Currently interested in hyperspectral imaging & NeRFs.

open source is a company; social media is a country

image Anderson explains the organizational differences between open source and social media:

One of the paradoxes of early 20th Century management was the observation that companies are best run as dictatorships, while countries are best run as democracies. Why was this? Management theorist Charles Barnard, in his theory of the firm, proposed that it was because organizations existed for a common “shared purpose”.  Countries, on the other hand, existed only to serve their people.

Shared purpose required singular vision, leadership and top-down control. Serving the people, on the other hand, benefits from bottoms-up recognition of needs and collective decision-making (voting).

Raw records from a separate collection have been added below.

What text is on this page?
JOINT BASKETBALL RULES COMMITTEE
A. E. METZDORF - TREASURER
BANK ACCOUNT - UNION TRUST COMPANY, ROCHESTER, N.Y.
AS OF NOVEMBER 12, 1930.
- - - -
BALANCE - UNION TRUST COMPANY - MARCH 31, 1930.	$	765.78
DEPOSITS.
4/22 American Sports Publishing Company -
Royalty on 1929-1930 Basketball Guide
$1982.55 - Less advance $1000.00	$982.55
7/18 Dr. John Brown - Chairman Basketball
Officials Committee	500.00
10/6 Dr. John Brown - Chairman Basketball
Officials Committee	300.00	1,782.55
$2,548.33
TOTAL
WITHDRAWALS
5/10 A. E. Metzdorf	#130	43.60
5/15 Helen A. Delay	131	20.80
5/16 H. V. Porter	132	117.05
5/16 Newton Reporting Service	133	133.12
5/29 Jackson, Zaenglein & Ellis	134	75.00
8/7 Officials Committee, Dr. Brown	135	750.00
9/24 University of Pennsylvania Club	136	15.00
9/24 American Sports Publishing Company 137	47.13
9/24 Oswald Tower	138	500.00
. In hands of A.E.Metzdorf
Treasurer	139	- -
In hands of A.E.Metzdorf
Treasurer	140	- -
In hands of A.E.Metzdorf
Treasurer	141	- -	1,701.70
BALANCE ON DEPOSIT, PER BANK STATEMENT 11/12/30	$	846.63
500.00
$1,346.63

Many people mistakenly think that open source projects are emergent, self-organized and democratic. The truth is just the opposite: most are run by a benevolent dictator or two. What makes successful open source projects is leadership, plain and simple. One or two people articulate a vision, start building towards it and bring others on board with specific tasks and permissions. The best projects are the ones with the best leaders.

Social media, on the other hands, doesn’t exist for a shared purpose. It exists to serve the individual. We don’t tweet to built Twitter, we tweet to suit ourselves. We blog because we can, not because we have signed on to a blogging project.

Seen this way, open source projects are like companies. Social media is like a country. Benevolent dictatorships rule the first; democracy the second.

The point: the nature of participation is very different between open source and social media, even though people tend to lump them together into “peer production”. Open source is hierarchical by design, while social media structure is simply ruled by popularity.